The consultant said continued equity market volatility and increased regulatory pressures will cement the current flight from equities into bonds and lead to overweight fixed income holdings for a majority of the UK defined benefit sector.
JLT Pension Capital Strategies division managing director Charles Cowling said: "We would predict further flight from equities into bonds, with allocations hitting 70% within five years. The focus for pension schemes is to find a ‘safe path' through the continuing volatility, which would suggest equity markets will most likely remain out of favour for the foreseeable future.
"De-risking will be the main objective for pension schemes over the coming years; with regulatory uncertainly presented by initiatives such as the proposed Financial Transaction Tax and market volatility still very much an issue, a 70% allocation to bonds does not seem an unreasonable prediction."

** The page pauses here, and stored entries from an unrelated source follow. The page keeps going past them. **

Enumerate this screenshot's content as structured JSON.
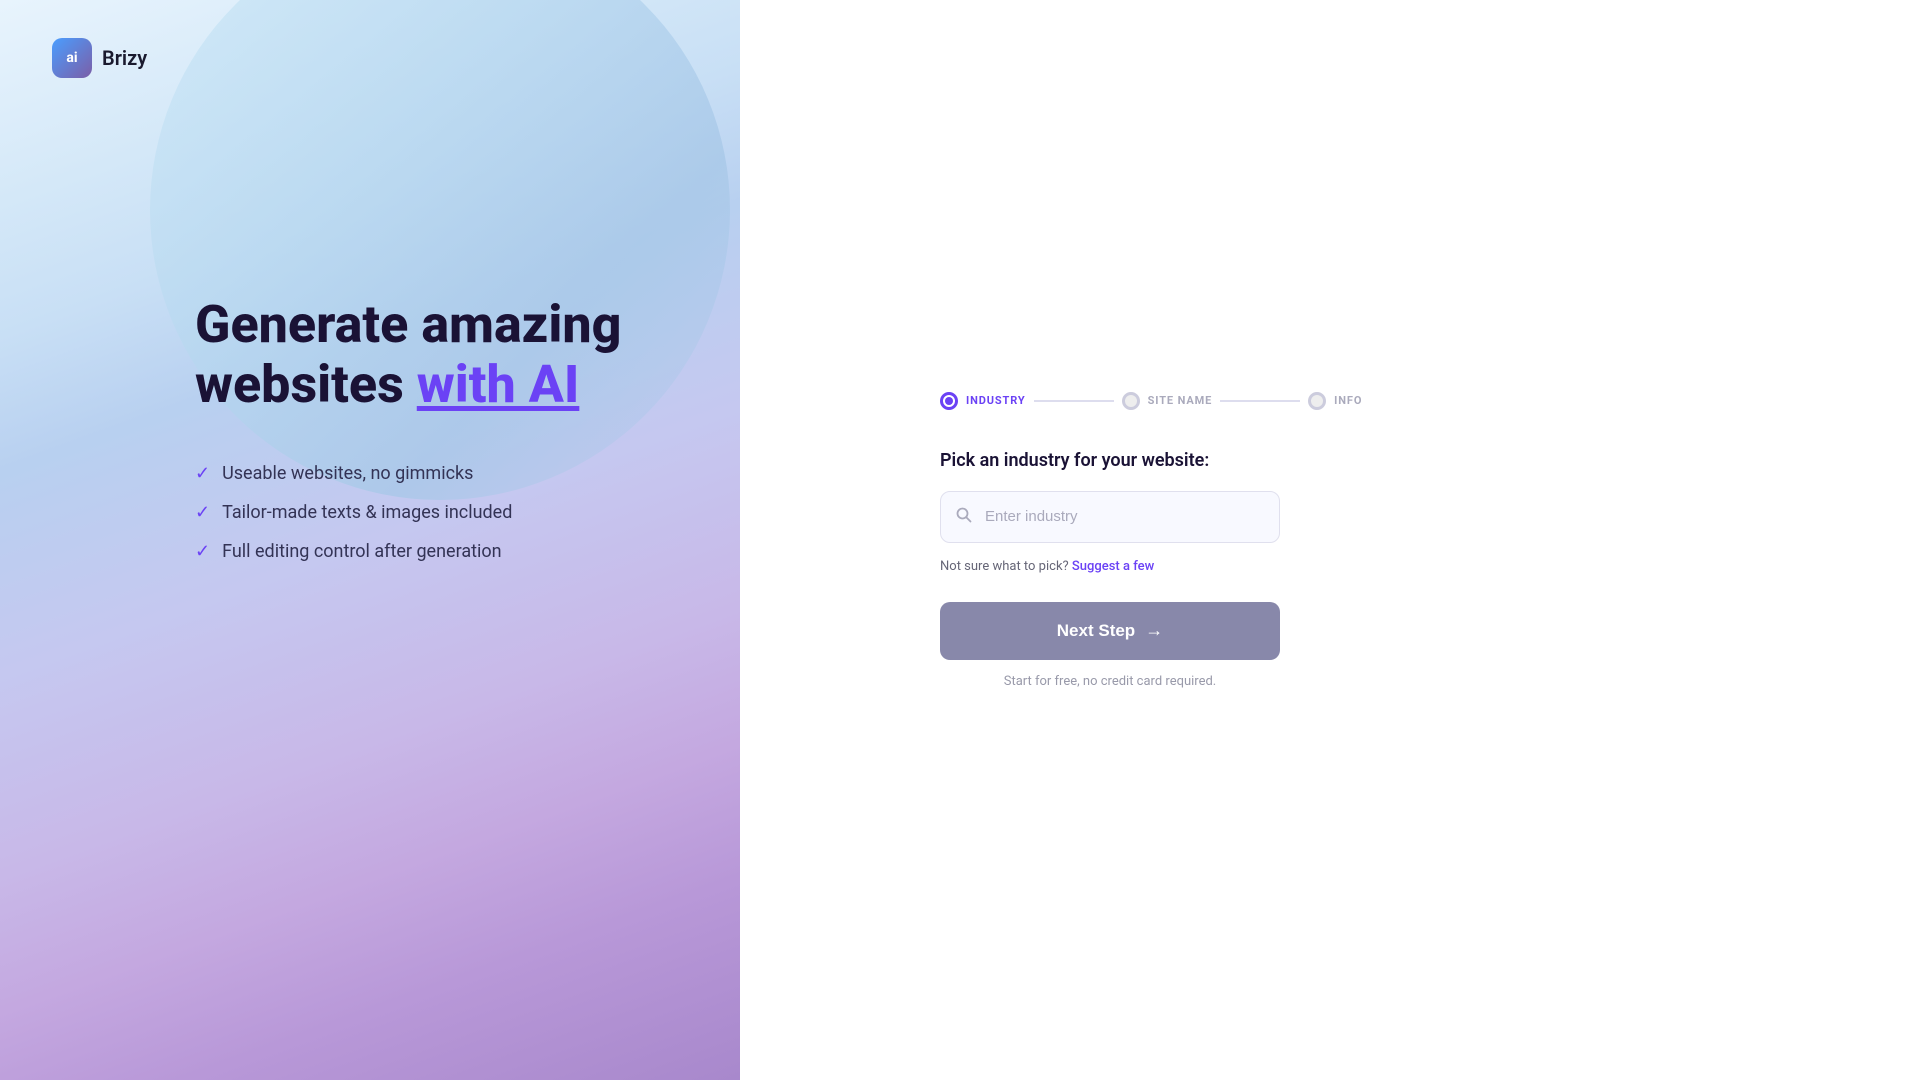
{
  "logo": {
    "icon_label": "ai",
    "name": "Brizy"
  },
  "hero": {
    "headline_line1": "Generate amazing",
    "headline_line2_plain": "websites ",
    "headline_line2_highlight": "with AI",
    "features": [
      {
        "text": "Useable websites, no gimmicks"
      },
      {
        "text": "Tailor-made texts & images included"
      },
      {
        "text": "Full editing control after generation"
      }
    ]
  },
  "steps": [
    {
      "label": "INDUSTRY",
      "state": "active"
    },
    {
      "label": "SITE NAME",
      "state": "inactive"
    },
    {
      "label": "INFO",
      "state": "inactive"
    }
  ],
  "form": {
    "title": "Pick an industry for your website:",
    "input_placeholder": "Enter industry",
    "suggest_text": "Not sure what to pick?",
    "suggest_link": "Suggest a few",
    "next_button_label": "Next Step",
    "free_text": "Start for free, no credit card required."
  }
}
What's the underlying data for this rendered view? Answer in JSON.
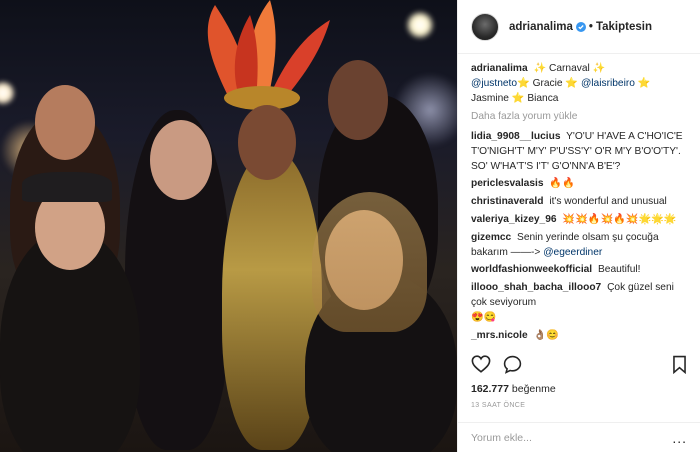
{
  "post": {
    "author": "adrianalima",
    "follow_state": "Takiptesin",
    "caption": {
      "author": "adrianalima",
      "text_1": "Carnaval",
      "mention_1": "@justneto",
      "text_2": "Gracie",
      "mention_2": "@laisribeiro",
      "text_3": "Jasmine",
      "text_4": "Bianca"
    },
    "load_more": "Daha fazla yorum yükle",
    "comments": [
      {
        "user": "lidia_9908__lucius",
        "text": "Y'O'U' H'AVE A C'HO'IC'E T'O'NIGH'T' M'Y' P'U'SS'Y' O'R M'Y B'O'O'TY'. SO' W'HA'T'S I'T' G'O'NN'A B'E'?"
      },
      {
        "user": "periclesvalasis",
        "text": "🔥🔥"
      },
      {
        "user": "christinaverald",
        "text": "it's wonderful and unusual"
      },
      {
        "user": "valeriya_kizey_96",
        "text": "💥💥🔥💥🔥💥🌟🌟🌟"
      },
      {
        "user": "gizemcc",
        "text": "Senin yerinde olsam şu çocuğa bakarım ——->",
        "mention": "@egeerdiner"
      },
      {
        "user": "worldfashionweekofficial",
        "text": "Beautiful!"
      },
      {
        "user": "illooo_shah_bacha_illooo7",
        "text": "Çok güzel seni çok seviyorum"
      },
      {
        "user": "",
        "text": "😍😋"
      },
      {
        "user": "_mrs.nicole",
        "text": "👌🏽😊"
      }
    ],
    "likes_count": "162.777",
    "likes_label": "beğenme",
    "timestamp": "13 SAAT ÖNCE",
    "add_comment_placeholder": "Yorum ekle...",
    "more_options": "..."
  },
  "icons": {
    "like": "heart-icon",
    "comment": "comment-icon",
    "save": "bookmark-icon",
    "verified": "verified-badge-icon"
  },
  "colors": {
    "verified_blue": "#3897f0",
    "text": "#262626",
    "muted": "#999999",
    "mention": "#003569"
  }
}
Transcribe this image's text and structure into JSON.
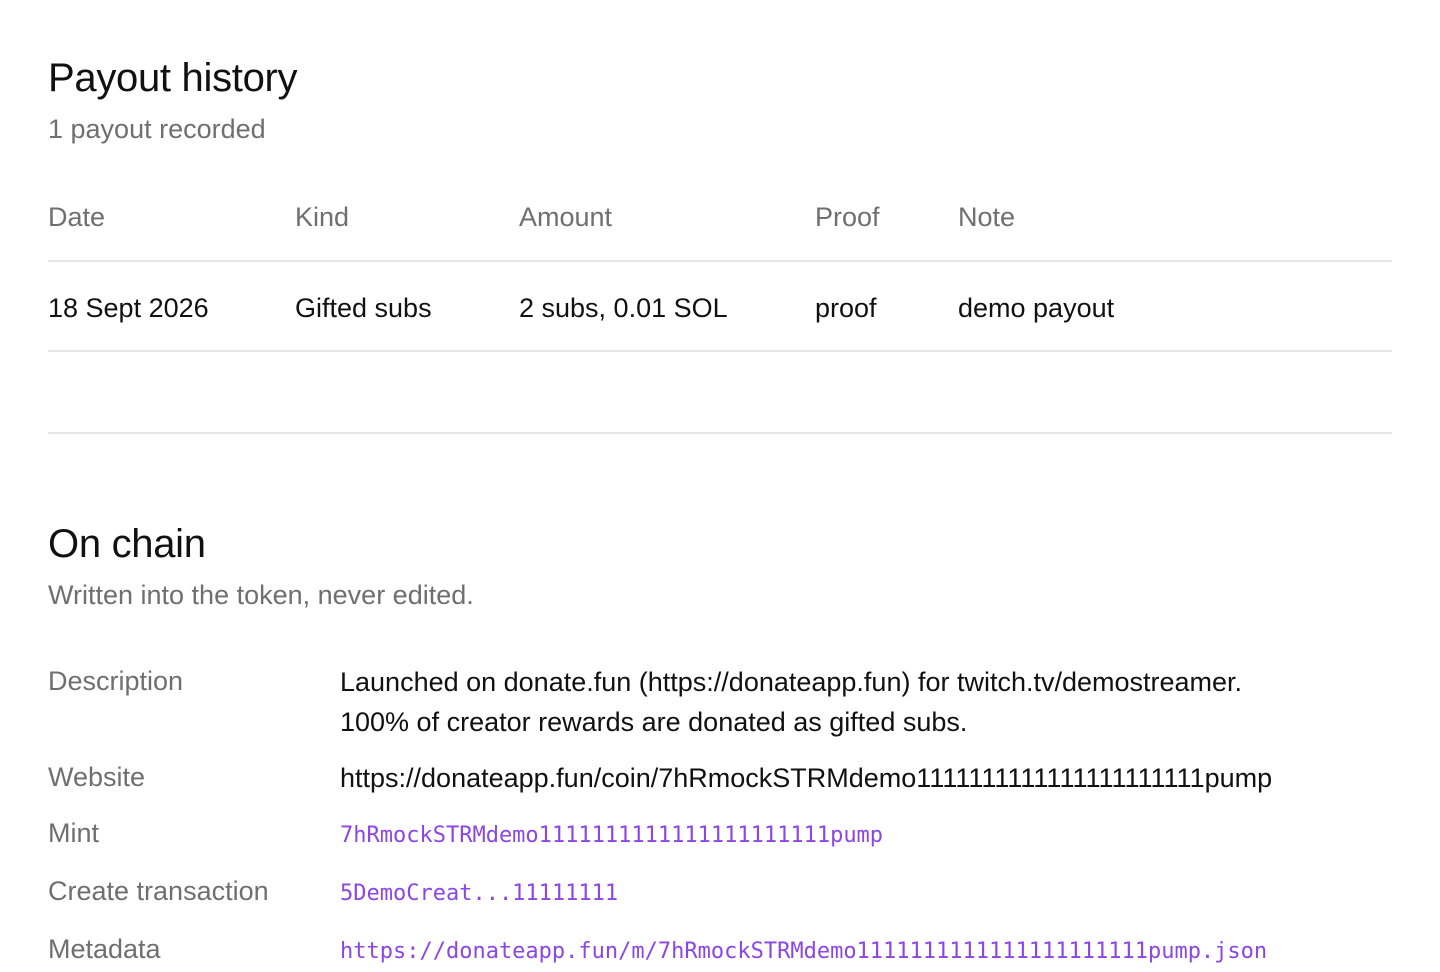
{
  "payout": {
    "title": "Payout history",
    "subtitle": "1 payout recorded",
    "columns": {
      "date": "Date",
      "kind": "Kind",
      "amount": "Amount",
      "proof": "Proof",
      "note": "Note"
    },
    "rows": [
      {
        "date": "18 Sept 2026",
        "kind": "Gifted subs",
        "amount": "2 subs, 0.01 SOL",
        "proof": "proof",
        "note": "demo payout"
      }
    ]
  },
  "chain": {
    "title": "On chain",
    "subtitle": "Written into the token, never edited.",
    "description_label": "Description",
    "description_line1": "Launched on donate.fun (https://donateapp.fun) for twitch.tv/demostreamer.",
    "description_line2": "100% of creator rewards are donated as gifted subs.",
    "website_label": "Website",
    "website_value": "https://donateapp.fun/coin/7hRmockSTRMdemo1111111111111111111111pump",
    "mint_label": "Mint",
    "mint_value": "7hRmockSTRMdemo1111111111111111111111pump",
    "create_tx_label": "Create transaction",
    "create_tx_value": "5DemoCreat...11111111",
    "metadata_label": "Metadata",
    "metadata_value": "https://donateapp.fun/m/7hRmockSTRMdemo1111111111111111111111pump.json"
  },
  "colors": {
    "accent": "#8b46e6",
    "muted": "#6f6f6f",
    "divider": "#e6e6e6"
  }
}
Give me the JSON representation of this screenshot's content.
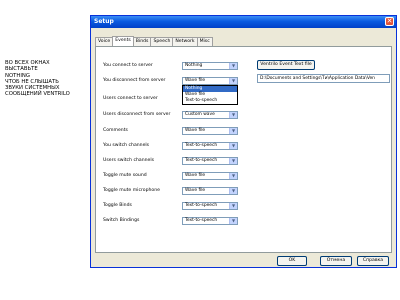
{
  "note": {
    "lines": [
      "Во всех окнах",
      "выставьте",
      "Nothing",
      "чтоб не слышать",
      "звуки системных",
      "сообщений Ventrilo"
    ]
  },
  "window": {
    "title": "Setup",
    "close_glyph": "✕"
  },
  "tabs": [
    {
      "label": "Voice"
    },
    {
      "label": "Events"
    },
    {
      "label": "Binds"
    },
    {
      "label": "Speech"
    },
    {
      "label": "Network"
    },
    {
      "label": "Misc"
    }
  ],
  "events": [
    {
      "label": "You connect to server",
      "value": "Nothing"
    },
    {
      "label": "You disconnect from server",
      "value": "Wave file"
    },
    {
      "label": "Users connect to server",
      "value": "Nothing"
    },
    {
      "label": "Users disconnect from server",
      "value": "Custom wave"
    },
    {
      "label": "Comments",
      "value": "Wave file"
    },
    {
      "label": "You switch channels",
      "value": "Text-to-speech"
    },
    {
      "label": "Users switch channels",
      "value": "Text-to-speech"
    },
    {
      "label": "Toggle mute sound",
      "value": "Wave file"
    },
    {
      "label": "Toggle mute microphone",
      "value": "Wave file"
    },
    {
      "label": "Toggle Binds",
      "value": "Text-to-speech"
    },
    {
      "label": "Switch Bindings",
      "value": "Text-to-speech"
    }
  ],
  "dropdown_options": [
    "Nothing",
    "Wave file",
    "Text-to-speech"
  ],
  "dropdown_selected": "Nothing",
  "event_text_button": "Ventrilo Event Text file",
  "event_text_path": "D:\\Documents and Settings\\Ти\\Application Data\\Ven",
  "buttons": {
    "ok": "OK",
    "cancel": "Отмена",
    "help": "Справка"
  },
  "arrow_glyph": "▼"
}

Figures from JLT PCS show the total deficit of FTSE 100 DB schemes was £47bn at the end of September 2011 - a £19bn improvement from a year earlier.
The end of Q3 also showed DB bond allocations at 50%, which represents a 15 percentage point increase from 35% at the same time in 2008.
However, the bond trend is not solely driven by markets - increased regulation is also a factor, JLT said.
"One of the recent changes to the methodology used to calculate PPF levies mean that schemes' levies will now reflect the riskiness of the assets they hold. This will give further incentives for schemes to shift their assets out of equities and into bonds," Cowling added.
"There is also the possibility that that the current EIOPA consultation1 could lead to solvency requirements being introduced for pension schemes, which would see this trend exacerbated, as it will encourage lower risk taking in pension schemes."